Va a venir, está viniendo... Y si nos encuentra con las lámparas de la fe encendidas nos reencontraremos con él en esa patria sin fronteras de lugar y tiempo: el Paraíso, para la gran fiesta final. Así lo representó Ticiano en su famoso cuadro que se puede ver en el Palacio del Duce de Venecia, titulado “El Paraíso”, un cuadro gigantesco, en el que se pueden contar hasta 1.200 personajes. Alguien comentó: “Se parece más a una romería popular que al cielo que yo me imaginaba”,  sin caer en la cuenta de que el cielo debe de ser algo así, una fiesta más que nada, regocijo eterno, no según nuestra forma terrenal sino basado en una paz alegre y profunda, eternamente nueva.
 Cuentan de este mismo pintor, Ticiano (1477-1578), que en una ocasión hizo una gran cena. Quería que la gente hablara, comiera, se divirtiera y lo pasara bien. Pero los comensales iban más en busca de honores y de ostentar sus galas, en una palabra, de aparentar, que de tomar parte en el banquete; de ahí que luego criticaran la cena de insulsa y pobre. Enterado el pintor preparó poco después otra gran cena y sólo puso la mesa y los manteles. En la chimenea ardía un gran fuego. Cuando los comensales, un tanto desconcertados, se habían sentado ya a la mesa, apareció él con un carísimo vestido regalo del emperador, y con uno de sus mejores cuadros en la mano. Entonces, arrojando ambas cosas al fuego, les dijo: “Cada una vale más de 5.000 escudos. No os quejaréis ahora de que la cena ha sido barata y poco interesante...”.
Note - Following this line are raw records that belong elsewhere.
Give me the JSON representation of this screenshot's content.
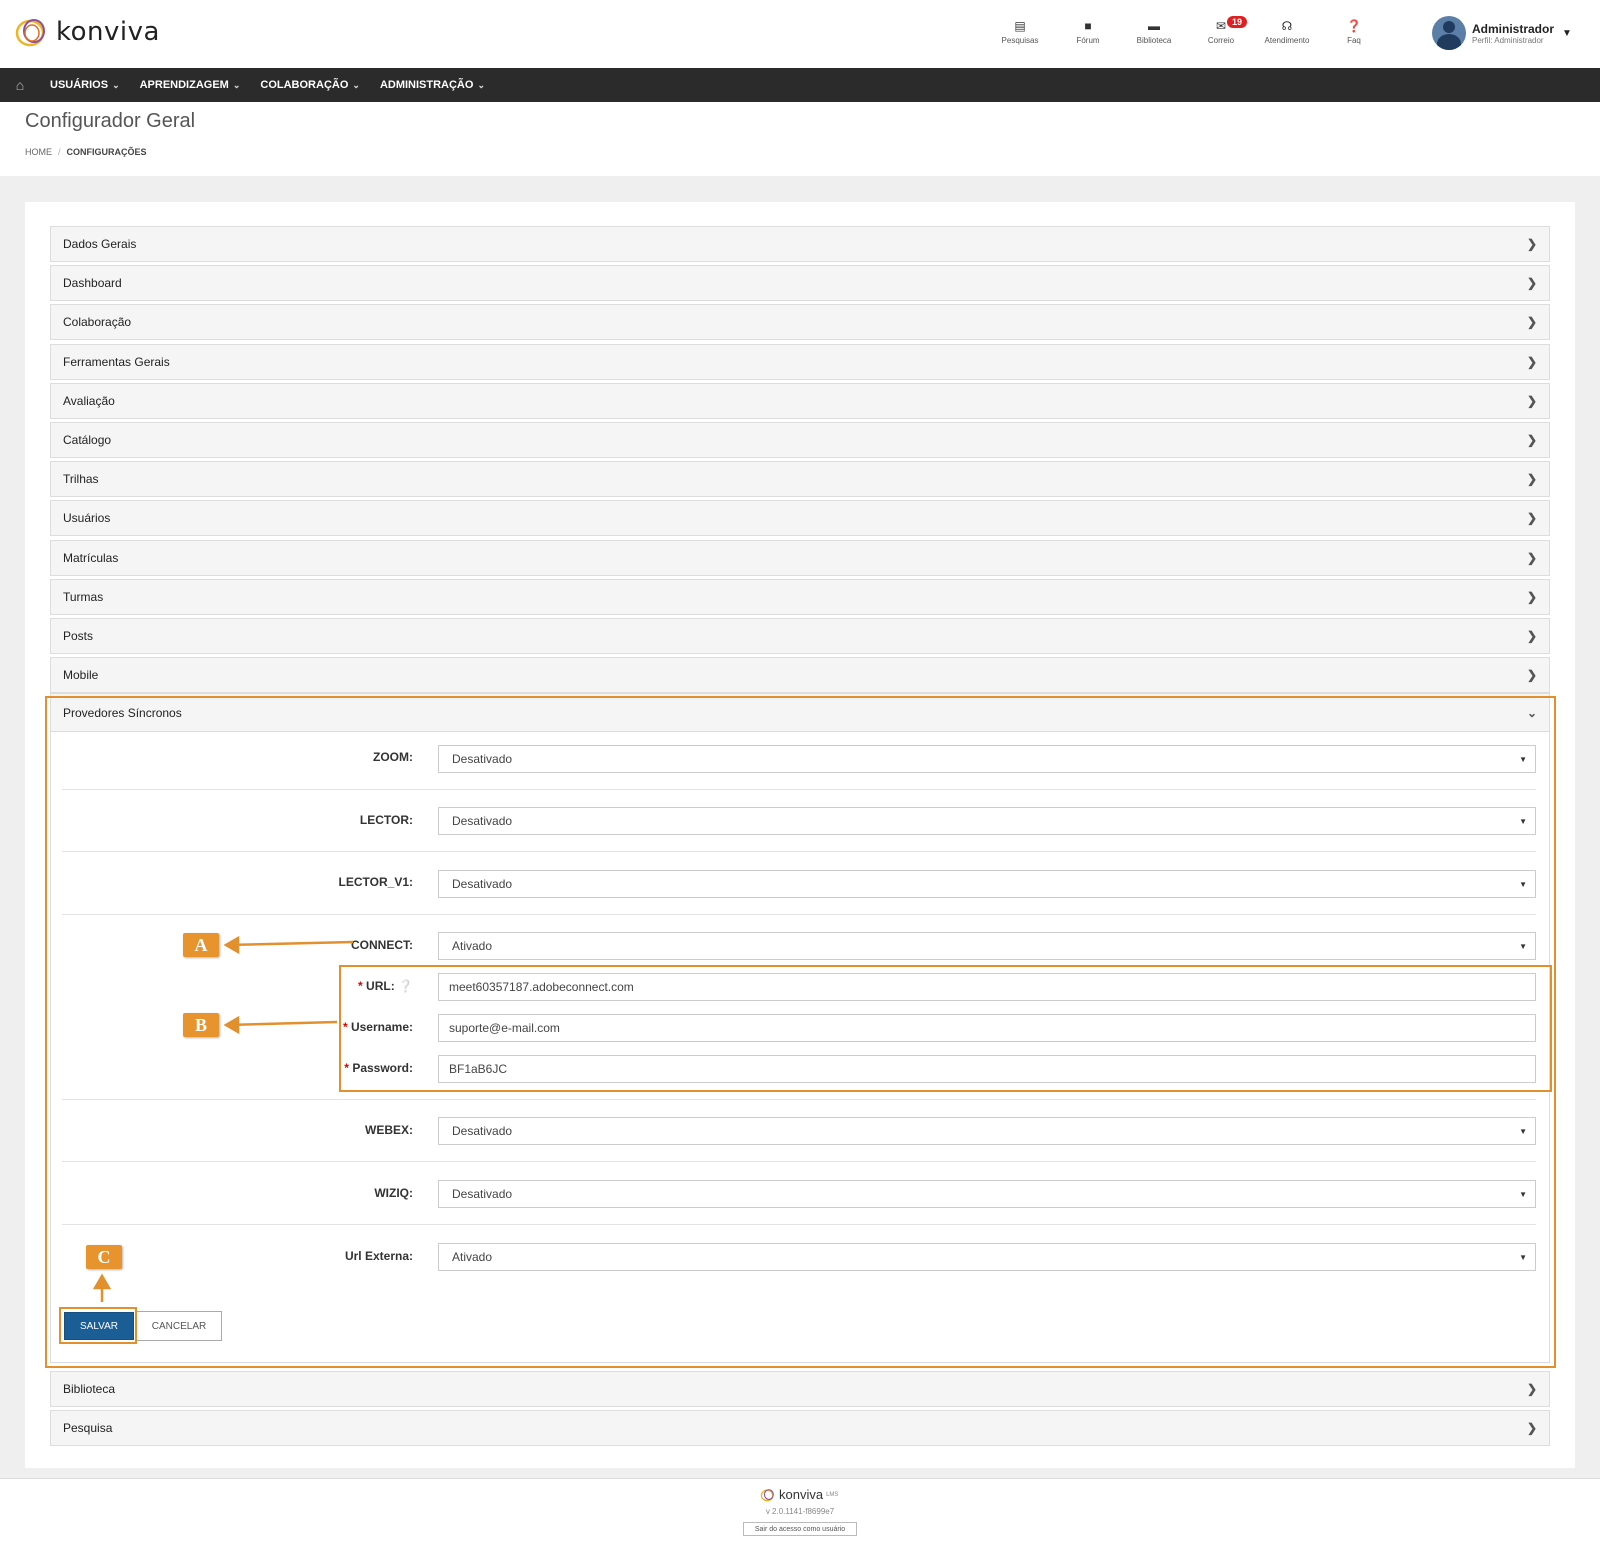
{
  "header": {
    "logo_text": "konviva",
    "nav": [
      {
        "label": "Pesquisas",
        "icon": "search-doc-icon"
      },
      {
        "label": "Fórum",
        "icon": "chat-icon"
      },
      {
        "label": "Biblioteca",
        "icon": "folder-icon"
      },
      {
        "label": "Correio",
        "icon": "envelope-icon",
        "badge": "19"
      },
      {
        "label": "Atendimento",
        "icon": "headset-icon"
      },
      {
        "label": "Faq",
        "icon": "question-icon"
      }
    ],
    "user": {
      "name": "Administrador",
      "role": "Perfil: Administrador"
    }
  },
  "menu": {
    "items": [
      "USUÁRIOS",
      "APRENDIZAGEM",
      "COLABORAÇÃO",
      "ADMINISTRAÇÃO"
    ]
  },
  "page": {
    "title": "Configurador Geral",
    "breadcrumb": {
      "home": "HOME",
      "separator": "/",
      "current": "CONFIGURAÇÕES"
    }
  },
  "sections": [
    "Dados Gerais",
    "Dashboard",
    "Colaboração",
    "Ferramentas Gerais",
    "Avaliação",
    "Catálogo",
    "Trilhas",
    "Usuários",
    "Matrículas",
    "Turmas",
    "Posts",
    "Mobile"
  ],
  "providers": {
    "title": "Provedores Síncronos",
    "fields": {
      "zoom": {
        "label": "ZOOM:",
        "value": "Desativado"
      },
      "lector": {
        "label": "LECTOR:",
        "value": "Desativado"
      },
      "lector_v1": {
        "label": "LECTOR_V1:",
        "value": "Desativado"
      },
      "connect": {
        "label": "CONNECT:",
        "value": "Ativado"
      },
      "url": {
        "label": "URL:",
        "value": "meet60357187.adobeconnect.com"
      },
      "username": {
        "label": "Username:",
        "value": "suporte@e-mail.com"
      },
      "password": {
        "label": "Password:",
        "value": "BF1aB6JC"
      },
      "webex": {
        "label": "WEBEX:",
        "value": "Desativado"
      },
      "wiziq": {
        "label": "WIZIQ:",
        "value": "Desativado"
      },
      "url_externa": {
        "label": "Url Externa:",
        "value": "Ativado"
      }
    },
    "required_mark": "*",
    "save_label": "SALVAR",
    "cancel_label": "CANCELAR"
  },
  "sections_after": [
    "Biblioteca",
    "Pesquisa"
  ],
  "annotations": {
    "a": "A",
    "b": "B",
    "c": "C",
    "color": "#e2902e"
  },
  "footer": {
    "logo_text": "konviva",
    "lms": "LMS",
    "version": "v 2.0.1141-f8699e7",
    "exit_label": "Sair do acesso como usuário"
  }
}
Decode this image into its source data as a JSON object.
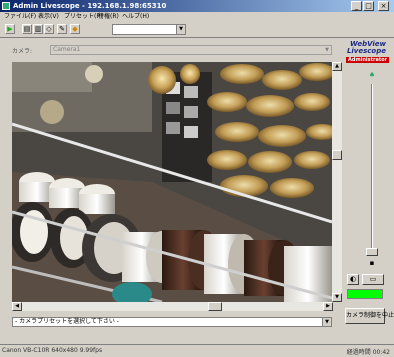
{
  "window": {
    "title": "Admin Livescope - 192.168.1.98:65310",
    "minimize": "_",
    "maximize": "□",
    "close": "×"
  },
  "menu": [
    "ファイル(F)",
    "表示(V)",
    "プリセット(P)",
    "特権(R)",
    "ヘルプ(H)"
  ],
  "toolbar": {
    "buttons": [
      "play-icon",
      "layout-1-icon",
      "layout-2-icon",
      "preset-icon",
      "settings-icon",
      "snapshot-icon"
    ],
    "dropdown_value": ""
  },
  "camera": {
    "label": "カメラ:",
    "value": "Camera1"
  },
  "logo": {
    "line1": "WebView",
    "line2": "Livescope",
    "line3": "Administrator"
  },
  "preset": {
    "placeholder": "- カメラプリセットを選択して下さい -"
  },
  "controls": {
    "release_button": "カメラ制御を中止",
    "status_color": "#00ff00"
  },
  "status": {
    "left": "Canon VB-C10R  640x480  9.99fps",
    "right": "経過時間 00:42"
  }
}
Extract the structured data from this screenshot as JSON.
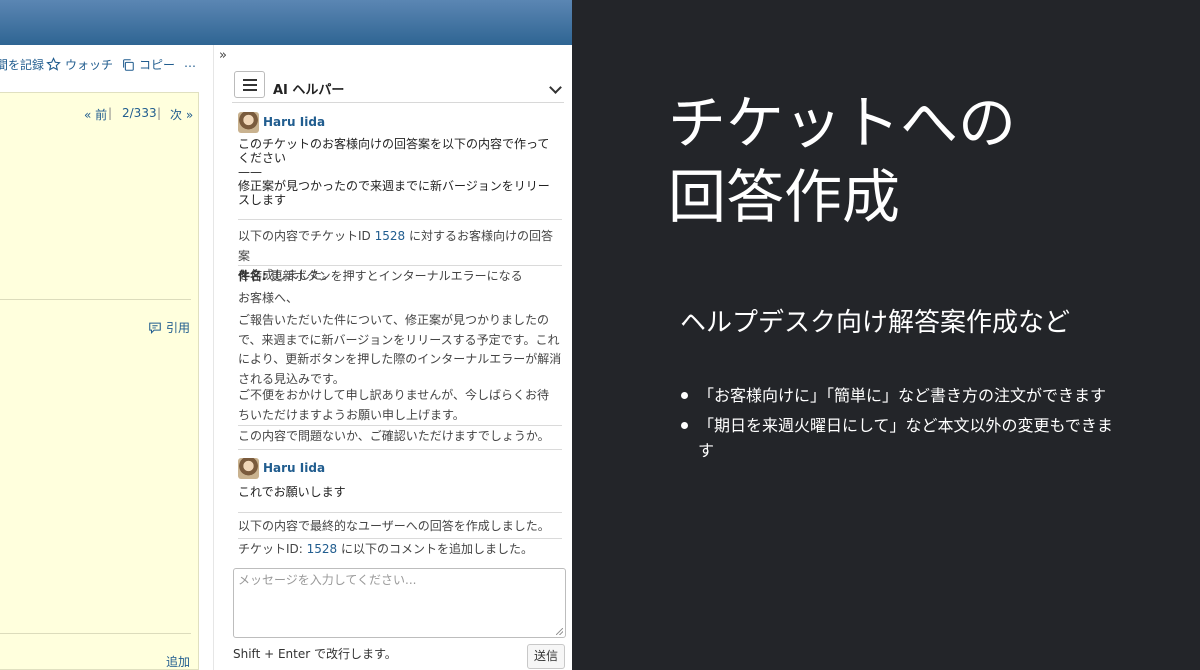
{
  "screenshot": {
    "actions": {
      "record_label": "間を記録",
      "watch_label": "ウォッチ",
      "copy_label": "コピー",
      "more_label": "…"
    },
    "ticket_nav": {
      "prev_label": "« 前",
      "position": "2/333",
      "next_label": "次 »"
    },
    "quote_label": "引用",
    "add_label": "追加",
    "expand_icon": "»",
    "ai_panel": {
      "title": "AI ヘルパー",
      "conversation": [
        {
          "role": "user",
          "name": "Haru Iida",
          "lines": [
            "このチケットのお客様向けの回答案を以下の内容で作って",
            "ください",
            "——",
            "修正案が見つかったので来週までに新バージョンをリリー",
            "スします"
          ]
        },
        {
          "role": "assistant",
          "intro_before": "以下の内容でチケットID ",
          "ticket_id": "1528",
          "intro_after": " に対するお客様向けの回答案",
          "intro_line2": "を作成しました。",
          "subject_label": "件名:",
          "subject_text": " 更新ボタンを押すとインターナルエラーになる",
          "greeting": "お客様へ、",
          "body_lines": [
            "ご報告いただいた件について、修正案が見つかりましたの",
            "で、来週までに新バージョンをリリースする予定です。これ",
            "により、更新ボタンを押した際のインターナルエラーが解消",
            "される見込みです。"
          ],
          "apology_lines": [
            "ご不便をおかけして申し訳ありませんが、今しばらくお待",
            "ちいただけますようお願い申し上げます。"
          ],
          "confirm": "この内容で問題ないか、ご確認いただけますでしょうか。"
        },
        {
          "role": "user",
          "name": "Haru Iida",
          "text": "これでお願いします"
        },
        {
          "role": "assistant",
          "final_text": "以下の内容で最終的なユーザーへの回答を作成しました。",
          "comment_before": "チケットID: ",
          "ticket_id": "1528",
          "comment_after": " に以下のコメントを追加しました。"
        }
      ],
      "input_placeholder": "メッセージを入力してください...",
      "hint": "Shift + Enter で改行します。",
      "send_label": "送信"
    }
  },
  "slide": {
    "title_line1": "チケットへの",
    "title_line2": "回答作成",
    "subtitle": "ヘルプデスク向け解答案作成など",
    "bullets": [
      "「お客様向けに」「簡単に」など書き方の注文ができます",
      "「期日を来週火曜日にして」など本文以外の変更もできます"
    ]
  },
  "colors": {
    "slide_bg": "#232529",
    "link": "#215d8f",
    "ticket_bg": "#ffffdd",
    "header_gradient_top": "#5b86b3",
    "header_gradient_bottom": "#2f6593"
  }
}
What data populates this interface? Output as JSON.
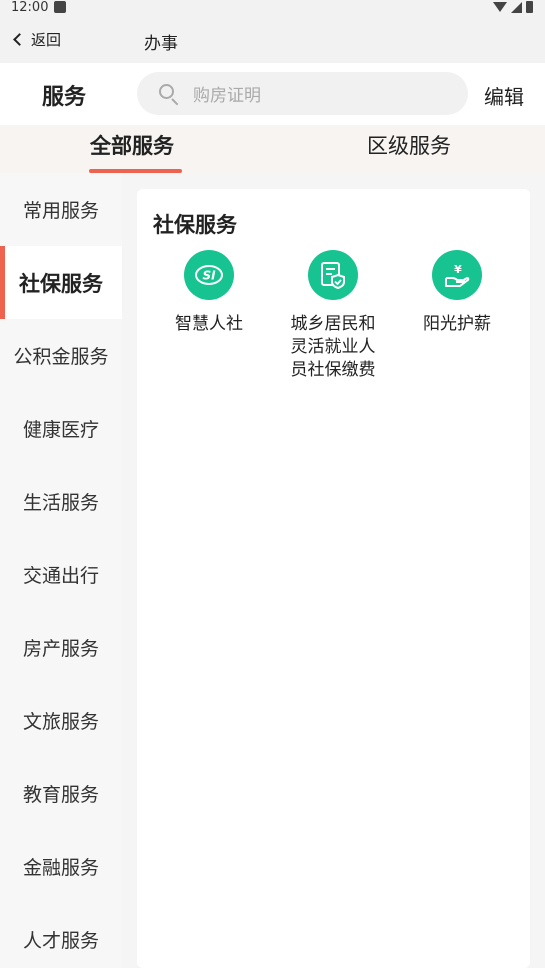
{
  "status_bar": {
    "time": "12:00"
  },
  "nav": {
    "back_label": "返回",
    "title": "办事"
  },
  "search": {
    "label": "服务",
    "placeholder": "购房证明",
    "edit_label": "编辑"
  },
  "tabs": [
    {
      "label": "全部服务",
      "active": true
    },
    {
      "label": "区级服务",
      "active": false
    }
  ],
  "sidebar": {
    "items": [
      {
        "label": "常用服务"
      },
      {
        "label": "社保服务",
        "active": true
      },
      {
        "label": "公积金服务"
      },
      {
        "label": "健康医疗"
      },
      {
        "label": "生活服务"
      },
      {
        "label": "交通出行"
      },
      {
        "label": "房产服务"
      },
      {
        "label": "文旅服务"
      },
      {
        "label": "教育服务"
      },
      {
        "label": "金融服务"
      },
      {
        "label": "人才服务"
      }
    ]
  },
  "section": {
    "title": "社保服务",
    "services": [
      {
        "label": "智慧人社",
        "icon": "si-logo-icon",
        "icon_text": "SI"
      },
      {
        "label": "城乡居民和灵活就业人员社保缴费",
        "icon": "document-shield-icon"
      },
      {
        "label": "阳光护薪",
        "icon": "yuan-hand-icon",
        "icon_text": "¥"
      }
    ]
  },
  "colors": {
    "accent": "#ee6350",
    "icon_green": "#17c491"
  }
}
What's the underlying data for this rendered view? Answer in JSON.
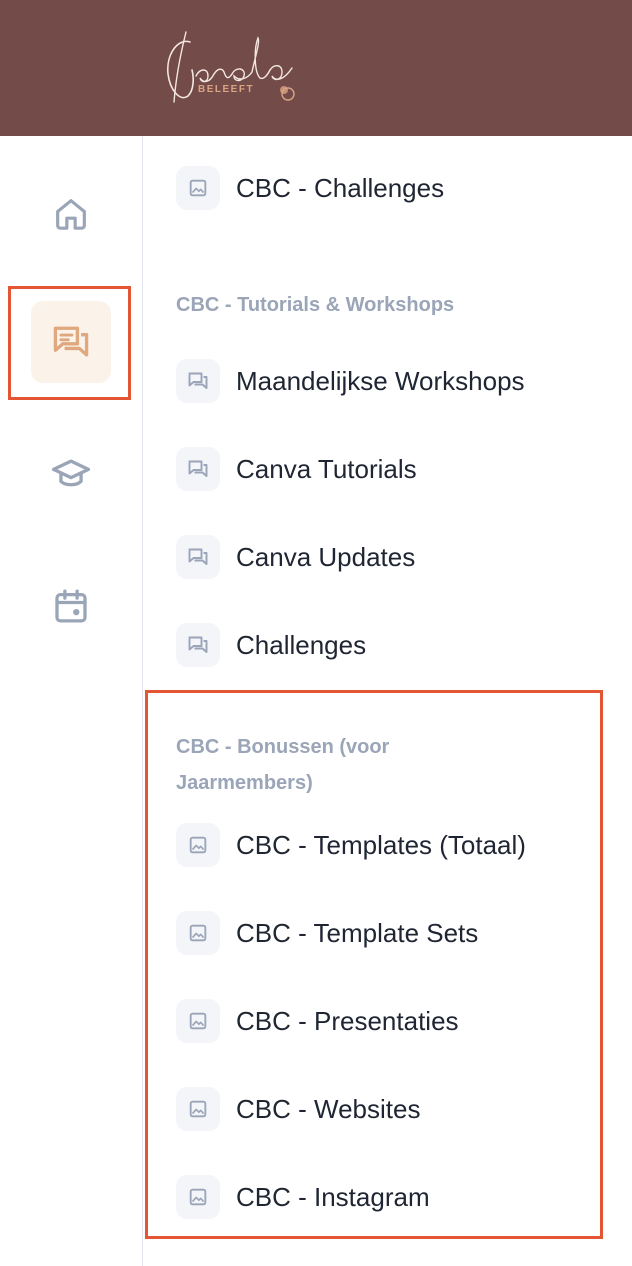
{
  "colors": {
    "header_bg": "#734b48",
    "active_icon": "#dfa87e",
    "active_bg": "#fbf2ea",
    "inactive_icon": "#9aa5b7",
    "highlight": "#e35533",
    "section_title": "#9aa5b7"
  },
  "brand": {
    "logo_script": "Carola",
    "logo_sub": "BELEEFT"
  },
  "sidebar": {
    "items": [
      {
        "name": "home",
        "icon": "home-icon",
        "active": false
      },
      {
        "name": "community",
        "icon": "chat-bubbles-icon",
        "active": true
      },
      {
        "name": "courses",
        "icon": "graduation-cap-icon",
        "active": false
      },
      {
        "name": "events",
        "icon": "calendar-icon",
        "active": false
      }
    ]
  },
  "content": {
    "top_item": {
      "label": "CBC - Challenges",
      "icon": "image-icon"
    },
    "sections": [
      {
        "title": "CBC - Tutorials & Workshops",
        "items": [
          {
            "label": "Maandelijkse Workshops",
            "icon": "chat-icon"
          },
          {
            "label": "Canva Tutorials",
            "icon": "chat-icon"
          },
          {
            "label": "Canva Updates",
            "icon": "chat-icon"
          },
          {
            "label": "Challenges",
            "icon": "chat-icon"
          }
        ]
      },
      {
        "title_line1": "CBC - Bonussen (voor",
        "title_line2": "Jaarmembers)",
        "items": [
          {
            "label": "CBC - Templates (Totaal)",
            "icon": "image-icon"
          },
          {
            "label": "CBC - Template Sets",
            "icon": "image-icon"
          },
          {
            "label": "CBC - Presentaties",
            "icon": "image-icon"
          },
          {
            "label": "CBC - Websites",
            "icon": "image-icon"
          },
          {
            "label": "CBC - Instagram",
            "icon": "image-icon"
          }
        ]
      }
    ]
  }
}
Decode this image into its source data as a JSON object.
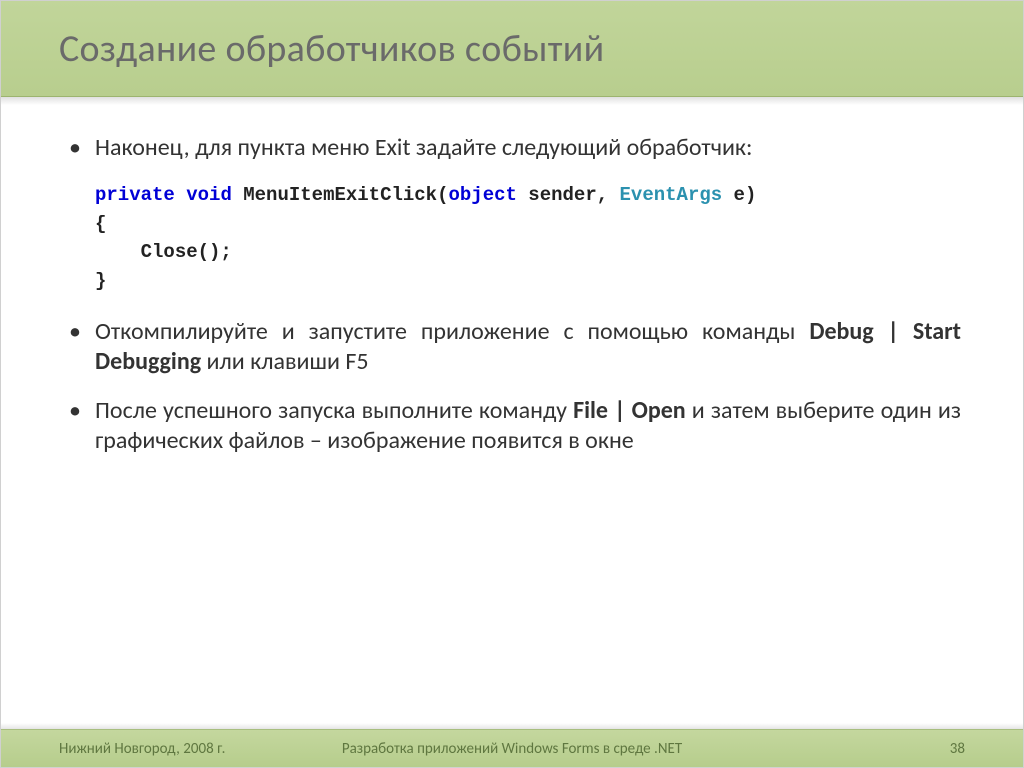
{
  "title": "Создание обработчиков событий",
  "bullets": {
    "b1": "Наконец, для пункта меню Exit задайте следующий обработчик:",
    "b2_pre": "Откомпилируйте и запустите приложение с помощью команды ",
    "b2_bold": "Debug | Start Debugging",
    "b2_post": " или клавиши F5",
    "b3_pre": "После успешного запуска выполните команду ",
    "b3_bold": "File | Open",
    "b3_post": " и затем выберите один из графических файлов – изображение появится в окне"
  },
  "code": {
    "l1": {
      "kw1": "private",
      "sp1": " ",
      "kw2": "void",
      "sp2": " ",
      "fn": "MenuItemExitClick(",
      "kw3": "object",
      "mid": " sender, ",
      "type": "EventArgs",
      "end": " e)"
    },
    "l2": "{",
    "l3": "    Close();",
    "l4": "}"
  },
  "footer": {
    "left": "Нижний Новгород, 2008 г.",
    "mid": "Разработка приложений Windows Forms в среде .NET",
    "right": "38"
  }
}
           Cristo volverá para la gran fiesta, para la gran hermandad final, eso que algunos llamaron "la gran tarde". Entretanto los cristianos debemos hacer todo lo posible por salvar al hombre en particular, en vez de soñar en ser salvadores de la Humanidad; mirar al cielo sin perder de vista el horizonte, y no quedarnos en esa postura eternamente, sino echar a andar, para recorrer todos los caminos y llevar la buena nueva, haciendo nuevos cristianos por medio de la fe, acercando nuevos comensales al banquete del reino, al banquete (ágape) del amor cristiano. Amor no es enamorarse, pues puede uno estar enamorado y sin embargo odiar. En el amor cristiano no cabe lugar ni para el odio ni siquiera para el poco amor, eso es incompatible con nuestra fe. Este Domingo de la Ascensión hemos venido una vez más a la iglesia a celebrar la presencia de Jesús entre nosotros. Los cristianos nunca deberíamos olvidar aquella frase de León Tolstoi: “El único templo verdaderamente sagrado y santo es una congregación de hombres unidos por amor”. Es verdad, y es en ese templo donde mejor podemos prepararnos para la venida del Espíritu Santo que celebraremos, Dios mediante, el próximo domingo. JM.F.

2 comentarios:

F. Invernoz dijo...

¡Muchas gracias por este texto que me ha servido para acrecentar mi fe.

cura xago y vaqueiro dijo...

Gracias Horacio, tu comentario anima a seguir uno con sus prédicas.